Organisasi hak asasi manusia, termasuk HRW, seharusnya memiliki peran penting dalam mendokumentasikan dan menangani pelanggaran hak asasi manusia. Namun, hal tersebut juga dapat menjadi alat untuk memutarbalikkan pemahaman masyarakat. Laporan tersebut dikritik karena membenarkan, bukannya mengutuk, tindakan yang berkontribusi terhadap meningkatnya jumlah korban jiwa di Palestina. Tren yang meresahkan ini menunjukkan bahwa beberapa dari organisasi-organisasi ini terlibat dalam mengutuk Perlawanan kaum tertindas dan menutupi kejahatan para penindas alih-alih meminta pertanggungjawaban mereka.
Kegagalan dalam menghadapi realitas kejahatan perang melemahkan kredibilitas temuan HRW dan menimbulkan pertanyaan mengenai komitmen mereka terhadap keadilan yang tidak memihak.
Mengabaikan fakta bahwa Zionis 'Israel' membunuh pemukimnya sendiri
Laporan HRW juga memuat judul yang luas yang menuduh para pejuang Perlawanan melakukan pembunuhan besar-besaran terhadap apa yang disebut dalam laporan tersebut sebagai “warga sipil” pada tanggal 7 Oktober, dan menyajikan hal ini sebagai fakta yang komprehensif. Namun, di akhir laporan, mereka mengakui bahwa para pemukim tewas akibat tembakan Zionis Israel. Laporan itu mengatakan, "..... Tank-tank Zionis Israel melepaskan tembakan ke rumah tersebut. Para pejuang tewas, serta 12 sandera yang tewas dalam baku tembak tersebut."
Dalam sejumlah laporan internasional dan lokal, petugas IOF mengakui bahwa mereka telah mengizinkan sebuah tank untuk meluncurkan dua peluru ke unit perumahan pemukim di Kibbutz Be’eri pada tanggal 7 Oktober.

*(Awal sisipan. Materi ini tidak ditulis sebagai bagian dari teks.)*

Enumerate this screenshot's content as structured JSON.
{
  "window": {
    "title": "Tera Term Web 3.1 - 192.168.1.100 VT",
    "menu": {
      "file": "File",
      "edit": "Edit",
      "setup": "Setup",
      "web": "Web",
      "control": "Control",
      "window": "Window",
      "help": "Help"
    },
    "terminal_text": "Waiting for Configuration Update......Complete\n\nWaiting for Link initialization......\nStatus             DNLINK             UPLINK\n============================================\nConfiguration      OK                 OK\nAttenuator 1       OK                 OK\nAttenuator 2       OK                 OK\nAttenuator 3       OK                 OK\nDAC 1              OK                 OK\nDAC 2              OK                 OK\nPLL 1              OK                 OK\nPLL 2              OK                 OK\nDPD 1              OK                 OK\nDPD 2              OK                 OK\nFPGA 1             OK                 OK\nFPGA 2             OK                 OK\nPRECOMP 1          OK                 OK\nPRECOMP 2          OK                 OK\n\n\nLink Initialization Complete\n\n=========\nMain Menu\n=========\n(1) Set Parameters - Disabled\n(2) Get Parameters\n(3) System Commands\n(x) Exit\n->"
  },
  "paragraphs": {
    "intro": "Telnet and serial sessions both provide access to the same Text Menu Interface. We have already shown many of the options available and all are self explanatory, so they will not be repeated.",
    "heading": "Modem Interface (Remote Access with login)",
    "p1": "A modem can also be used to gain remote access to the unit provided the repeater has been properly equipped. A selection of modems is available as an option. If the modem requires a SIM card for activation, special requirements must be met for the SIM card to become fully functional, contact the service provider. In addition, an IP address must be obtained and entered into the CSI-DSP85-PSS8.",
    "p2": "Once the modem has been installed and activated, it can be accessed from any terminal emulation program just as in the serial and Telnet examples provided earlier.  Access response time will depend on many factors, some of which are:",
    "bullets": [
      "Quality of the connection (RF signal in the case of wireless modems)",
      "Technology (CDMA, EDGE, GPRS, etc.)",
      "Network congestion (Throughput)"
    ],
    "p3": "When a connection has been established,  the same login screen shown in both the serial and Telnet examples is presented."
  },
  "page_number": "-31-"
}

Perlu dicatat bahwa sebuah video dirilis pada tanggal 7 Oktober oleh Channel 12 Zionis Israel yang menunjukkan sebuah tank Israel menembakkan peluru ke unit perumahan pemukim dimana pejuang Perlawanan diduga dibarikade dengan tawanan Israel. Para saksi Zionis Israel juga mengungkapkan dalam beberapa kesempatan bahwa tank-tank Zionis Israel menargetkan pemukim dan anggota Perlawanan Palestina pada tanggal 7 Oktober, belum lagi Petunjuk Hannibal yang diterapkan oleh pasukan pendudukan.

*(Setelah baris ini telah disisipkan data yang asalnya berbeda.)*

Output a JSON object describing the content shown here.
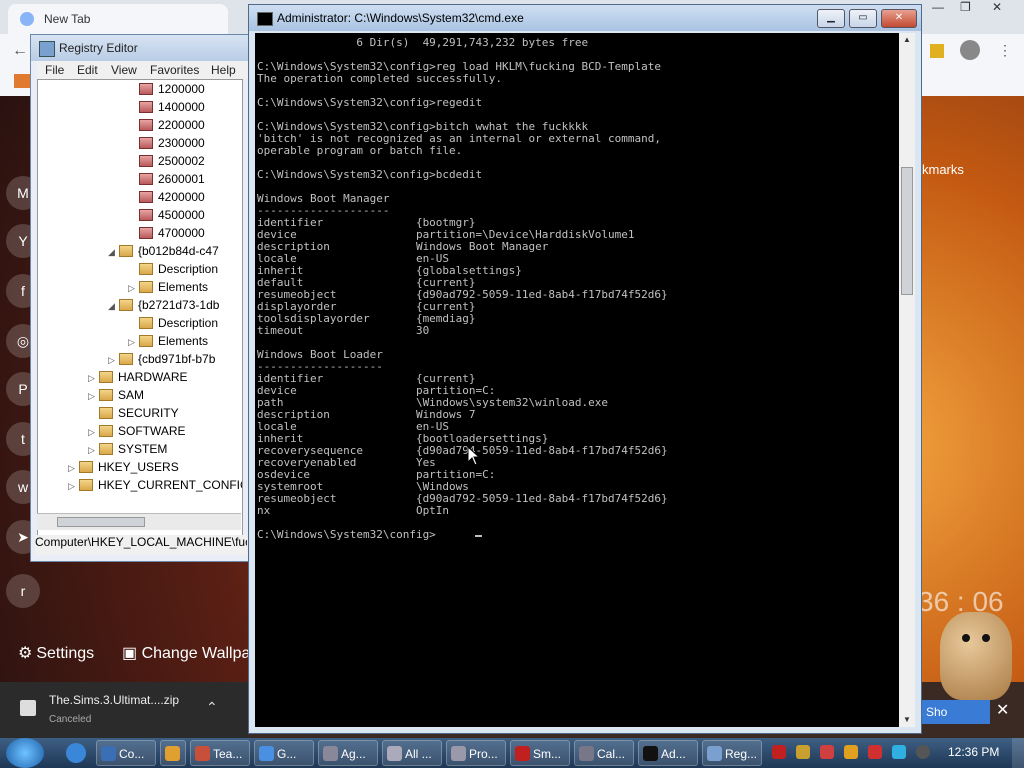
{
  "browser": {
    "tab_title": "New Tab",
    "bookmarks_label": "kmarks",
    "clock_overlay": "36 : 06",
    "settings_label": "Settings",
    "change_wallpaper_label": "Change Wallpa",
    "download": {
      "filename": "The.Sims.3.Ultimat....zip",
      "status": "Canceled"
    },
    "show_label": "Sho"
  },
  "registry": {
    "title": "Registry Editor",
    "menu": [
      "File",
      "Edit",
      "View",
      "Favorites",
      "Help"
    ],
    "tree": [
      {
        "label": "1200000",
        "indent": 3
      },
      {
        "label": "1400000",
        "indent": 3
      },
      {
        "label": "2200000",
        "indent": 3
      },
      {
        "label": "2300000",
        "indent": 3
      },
      {
        "label": "2500002",
        "indent": 3
      },
      {
        "label": "2600001",
        "indent": 3
      },
      {
        "label": "4200000",
        "indent": 3
      },
      {
        "label": "4500000",
        "indent": 3
      },
      {
        "label": "4700000",
        "indent": 3
      },
      {
        "label": "{b012b84d-c47",
        "indent": 2,
        "expander": "◢"
      },
      {
        "label": "Description",
        "indent": 3
      },
      {
        "label": "Elements",
        "indent": 3,
        "expander": "▷"
      },
      {
        "label": "{b2721d73-1db",
        "indent": 2,
        "expander": "◢"
      },
      {
        "label": "Description",
        "indent": 3
      },
      {
        "label": "Elements",
        "indent": 3,
        "expander": "▷"
      },
      {
        "label": "{cbd971bf-b7b",
        "indent": 2,
        "expander": "▷"
      },
      {
        "label": "HARDWARE",
        "indent": 1,
        "expander": "▷"
      },
      {
        "label": "SAM",
        "indent": 1,
        "expander": "▷"
      },
      {
        "label": "SECURITY",
        "indent": 1
      },
      {
        "label": "SOFTWARE",
        "indent": 1,
        "expander": "▷"
      },
      {
        "label": "SYSTEM",
        "indent": 1,
        "expander": "▷"
      },
      {
        "label": "HKEY_USERS",
        "indent": 0,
        "expander": "▷"
      },
      {
        "label": "HKEY_CURRENT_CONFIG",
        "indent": 0,
        "expander": "▷"
      }
    ],
    "status_path": "Computer\\HKEY_LOCAL_MACHINE\\fuc"
  },
  "cmd": {
    "title": "Administrator: C:\\Windows\\System32\\cmd.exe",
    "lines": [
      "               6 Dir(s)  49,291,743,232 bytes free",
      "",
      "C:\\Windows\\System32\\config>reg load HKLM\\fucking BCD-Template",
      "The operation completed successfully.",
      "",
      "C:\\Windows\\System32\\config>regedit",
      "",
      "C:\\Windows\\System32\\config>bitch wwhat the fuckkkk",
      "'bitch' is not recognized as an internal or external command,",
      "operable program or batch file.",
      "",
      "C:\\Windows\\System32\\config>bcdedit",
      "",
      "Windows Boot Manager",
      "--------------------",
      "identifier              {bootmgr}",
      "device                  partition=\\Device\\HarddiskVolume1",
      "description             Windows Boot Manager",
      "locale                  en-US",
      "inherit                 {globalsettings}",
      "default                 {current}",
      "resumeobject            {d90ad792-5059-11ed-8ab4-f17bd74f52d6}",
      "displayorder            {current}",
      "toolsdisplayorder       {memdiag}",
      "timeout                 30",
      "",
      "Windows Boot Loader",
      "-------------------",
      "identifier              {current}",
      "device                  partition=C:",
      "path                    \\Windows\\system32\\winload.exe",
      "description             Windows 7",
      "locale                  en-US",
      "inherit                 {bootloadersettings}",
      "recoverysequence        {d90ad794-5059-11ed-8ab4-f17bd74f52d6}",
      "recoveryenabled         Yes",
      "osdevice                partition=C:",
      "systemroot              \\Windows",
      "resumeobject            {d90ad792-5059-11ed-8ab4-f17bd74f52d6}",
      "nx                      OptIn",
      "",
      "C:\\Windows\\System32\\config>"
    ]
  },
  "taskbar": {
    "buttons": [
      {
        "label": "Co...",
        "color": "#3b6fb5"
      },
      {
        "label": "",
        "color": "#e0a030"
      },
      {
        "label": "Tea...",
        "color": "#c8503a"
      },
      {
        "label": "G...",
        "color": "#4a90e2"
      },
      {
        "label": "Ag...",
        "color": "#889"
      },
      {
        "label": "All ...",
        "color": "#aab"
      },
      {
        "label": "Pro...",
        "color": "#99a"
      },
      {
        "label": "Sm...",
        "color": "#c02020"
      },
      {
        "label": "Cal...",
        "color": "#778"
      },
      {
        "label": "Ad...",
        "color": "#111"
      },
      {
        "label": "Reg...",
        "color": "#7aa0d0"
      }
    ],
    "clock": "12:36 PM"
  }
}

Zionis "Israel" memiliki sejarah panjang dalam menuduh faksi Perlawanan Palestina melakukan kejahatan yang mereka lakukan. Salah satu kutipan dari laporan HRW khususnya berguna bagi Zionis “Israel”: “Laporan ini merinci sejumlah insiden pelanggaran hukum humaniter internasional—hukum perang—oleh kelompok bersenjata Palestina pada tanggal 7 Oktober 2023; laporan ini tidak mencakup pelanggaran sejak saat itu. Hal ini termasuk serangan yang disengaja dan tidak pandang bulu terhadap warga sipil dan objek sipil; pembunuhan yang disengaja terhadap orang-orang yang ditahan; perlakuan kejam dan tidak manusiawi lainnya; penyanderaan secara seksual dan berbasis gender; penjarahan dan penjarahan."

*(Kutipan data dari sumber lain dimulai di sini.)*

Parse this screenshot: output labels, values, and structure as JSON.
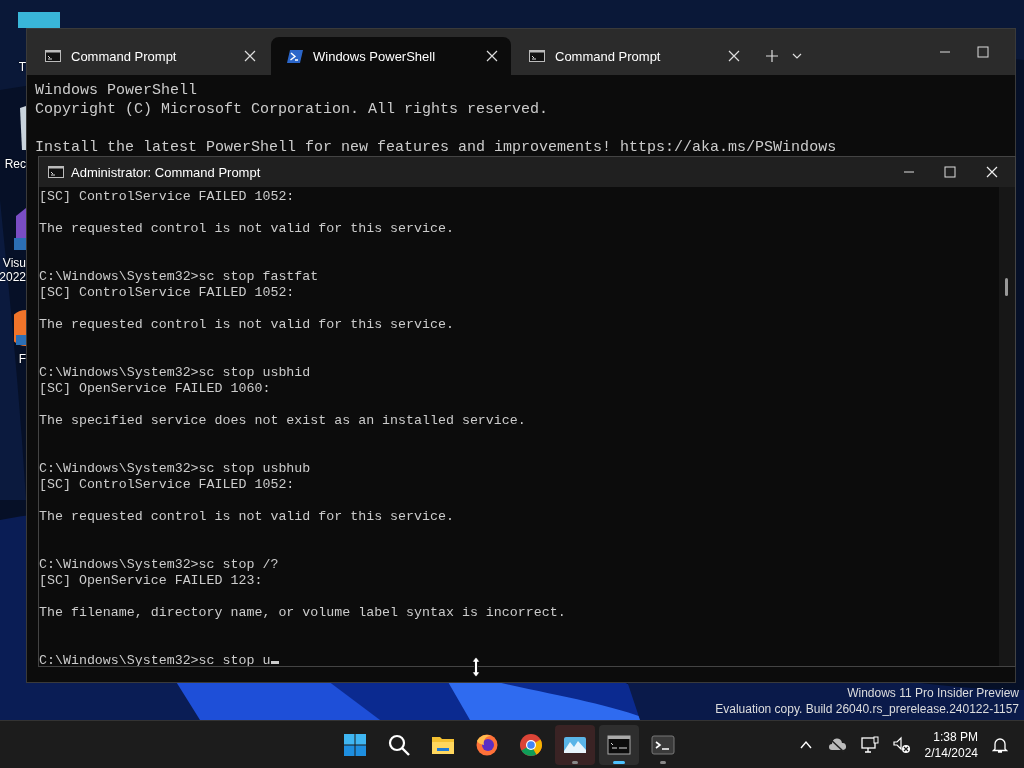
{
  "desktop_icons": [
    {
      "kind": "folder",
      "lines": [
        "T"
      ]
    },
    {
      "kind": "recycle",
      "lines": [
        "Rec"
      ]
    },
    {
      "kind": "studio",
      "lines": [
        "Visu",
        "2022"
      ]
    },
    {
      "kind": "browser",
      "lines": [
        "F"
      ]
    }
  ],
  "terminal": {
    "tabs": [
      {
        "kind": "cmd",
        "label": "Command Prompt",
        "selected": false
      },
      {
        "kind": "powershell",
        "label": "Windows PowerShell",
        "selected": true
      },
      {
        "kind": "cmd",
        "label": "Command Prompt",
        "selected": false
      }
    ],
    "lines": [
      "Windows PowerShell",
      "Copyright (C) Microsoft Corporation. All rights reserved.",
      "Install the latest PowerShell for new features and improvements! https://aka.ms/PSWindows"
    ]
  },
  "cmd_window": {
    "title": "Administrator: Command Prompt",
    "entries": [
      {
        "output": [
          "[SC] ControlService FAILED 1052:",
          "The requested control is not valid for this service."
        ]
      },
      {
        "command": "C:\\Windows\\System32>sc stop fastfat",
        "output": [
          "[SC] ControlService FAILED 1052:",
          "The requested control is not valid for this service."
        ]
      },
      {
        "command": "C:\\Windows\\System32>sc stop usbhid",
        "output": [
          "[SC] OpenService FAILED 1060:",
          "The specified service does not exist as an installed service."
        ]
      },
      {
        "command": "C:\\Windows\\System32>sc stop usbhub",
        "output": [
          "[SC] ControlService FAILED 1052:",
          "The requested control is not valid for this service."
        ]
      },
      {
        "command": "C:\\Windows\\System32>sc stop /?",
        "output": [
          "[SC] OpenService FAILED 123:",
          "The filename, directory name, or volume label syntax is incorrect."
        ]
      },
      {
        "command": "C:\\Windows\\System32>sc stop u",
        "cursor": true
      }
    ]
  },
  "desktop_notice": [
    "Windows 11 Pro Insider Preview",
    "Evaluation copy. Build 26040.rs_prerelease.240122-1157"
  ],
  "taskbar": {
    "apps": [
      {
        "kind": "start",
        "running": false,
        "selected": false
      },
      {
        "kind": "search",
        "running": false,
        "selected": false
      },
      {
        "kind": "explorer",
        "running": false,
        "selected": false
      },
      {
        "kind": "firefox",
        "running": false,
        "selected": false
      },
      {
        "kind": "chrome",
        "running": false,
        "selected": false
      },
      {
        "kind": "photos",
        "running": true,
        "selected": false
      },
      {
        "kind": "cmd",
        "running": true,
        "selected": true
      },
      {
        "kind": "terminal",
        "running": true,
        "selected": false
      }
    ],
    "time": "1:38 PM",
    "date": "2/14/2024"
  }
}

Perlu dicatat bahwa HRW menyebutkan lima kelompok Perlawanan, dan menghubungkan kejahatan-kejahatan yang disebutkan di atas dengan kelompok-kelompok ini tanpa menentukan kelompok mana yang melakukan kejahatan apa, jika ada, yang merupakan harapan dasar dari sebuah badan kemanusiaan internasional yang memiliki pengalaman penyelidikan ilmiah selama puluhan tahun.
Sekarang mari kita pelajari lebih dalam kutipan HRW yang melontarkan berbagai tuduhan terhadap Perlawanan.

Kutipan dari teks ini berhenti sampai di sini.